National Parents Organization researchers evaluated the statutes of all 50 states and the District of Columbia to determine the degree to which those laws promote the well-being of children by encouraging separated parents to share as equally as possible in rearing their children. NPO then graded the states’ statutes based on 21 factors that encourage or discourage shared parenting.
The 2019 NPO Shared Parenting Report Card contains some good news but, overall, the news is depressing. The average grade for all of the states is a disappointing ‘C-’.
More than a quarter-century of high-quality research shows that children of divorced and separated parents do best when both parents share parental responsibilities roughly equally—when children do not suddenly find themselves with one overburdened parent and one “every other weekend visitor.” In light of this research, state legislatures should be doing everything they can to encourage this equal co-parenting. It should be the presumed post-separation parenting arrangement.

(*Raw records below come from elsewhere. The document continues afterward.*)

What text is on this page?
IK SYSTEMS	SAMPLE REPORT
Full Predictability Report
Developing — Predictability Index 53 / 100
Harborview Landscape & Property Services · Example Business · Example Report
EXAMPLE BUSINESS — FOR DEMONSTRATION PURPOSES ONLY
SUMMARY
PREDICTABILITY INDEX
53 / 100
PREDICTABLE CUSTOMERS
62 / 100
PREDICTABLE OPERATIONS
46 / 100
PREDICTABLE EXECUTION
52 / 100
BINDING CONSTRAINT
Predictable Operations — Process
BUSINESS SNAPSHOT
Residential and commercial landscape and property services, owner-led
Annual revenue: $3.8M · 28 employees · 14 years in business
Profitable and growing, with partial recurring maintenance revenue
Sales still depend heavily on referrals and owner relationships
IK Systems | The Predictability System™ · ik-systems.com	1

Most states are missing golden opportunities to improve the lives of children whose parents live apart. What makes this especially distressing is that the path to improvement is not only strongly supported by scientific research. It is, as the Report Card documents, widely supported by Americans from across the political spectrum, regardless of age, race, and gender. And, did I mention, it’s free!
All we need to do is quit casting aside resources that can benefit our children. Those resources are the love, care, and hands-on rearing that both parents can provide, regardless of whether they are living together or not. Let’s stop overburdening one parent and sidelining the other. Children need both parents fully engaged with them.
And a presumption of strongly shared parental responsibilities when parents separate fits best with the modern family lifestyle, too. Parents in intact families increasingly share the responsibilities of raising the children and financially supporting the family. Our post-separation parenting norms should reflect this arrangement.
While many states are falling down in this area, some are forging the path to excellence. As a result of NPO-led legislative efforts in Kentucky, for example, that state has moved from a dismal ‘D-’ to a straight ‘A’ in just three years. Kentucky legislators nearly unanimously passed laws creating a presumption of post-separation co-parenting. These laws have proven extremely popular with the public and there is now evidence that they are reducing the trauma of divorce for families experiencing this difficult transition.
Legislators in other states, some of which are sadly lagging very far behind the times, should look at states like Kentucky, or Arizona, which also does well in this regard. There’s much to be learned from their successes.
A ‘C-’ average is just not good enough—not when it’s our children’s well-being that’s at stake. And especially when there is public consensus on a free path to earning an ‘A’.